Critics such as Canada’s Catholic bishops say that hearings at the committee level in both the House of Commons and the Senate show that there is no consensus among Canadians, as the federal government claims, to make significant changes to MAiD before a promised five-year review of MAiD and palliative care options is undertaken.

“It became evidently clear there is no consensus in Canada on the proposed expansion of euthanasia and assisted suicide in Canada, despite the government’s claim to the contrary in order to justify the passing of Bill C-7,” Canada’s bishops said in a statement before the bill was forwarded to the Senate.

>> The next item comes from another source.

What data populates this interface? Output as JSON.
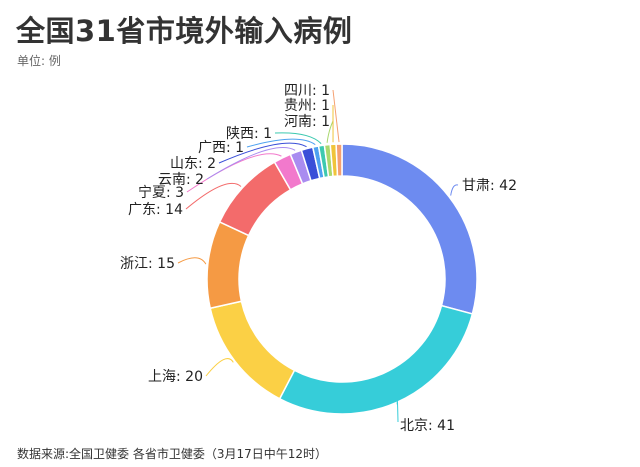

But while the Senate is now moving towards its final verdict on Bill C-7, some senators, like many critics of the MAiD system, think the federal government should not be changing the existing law, which only took effect in 2016, until a full and promised parliamentary review of MAiD is undertaken first.

“Colleagues, how did we get to this point, where we are debating an overhaul of our entire regime a few short years after its enactment and before we have even undertaken a parliamentary review?” asked Opposition Senate leader Sen. Don Plett on Feb. 8.

“As has been said before, we are here because of a lower court decision made by one judge, in one province and because the government chose not to defend its own legislation,” he said.

MAiD critics, including the bishops, have repeatedly questioned why the federal government did not appeal the Quebec Superior Court decision that led to the changes the federal government has put forward.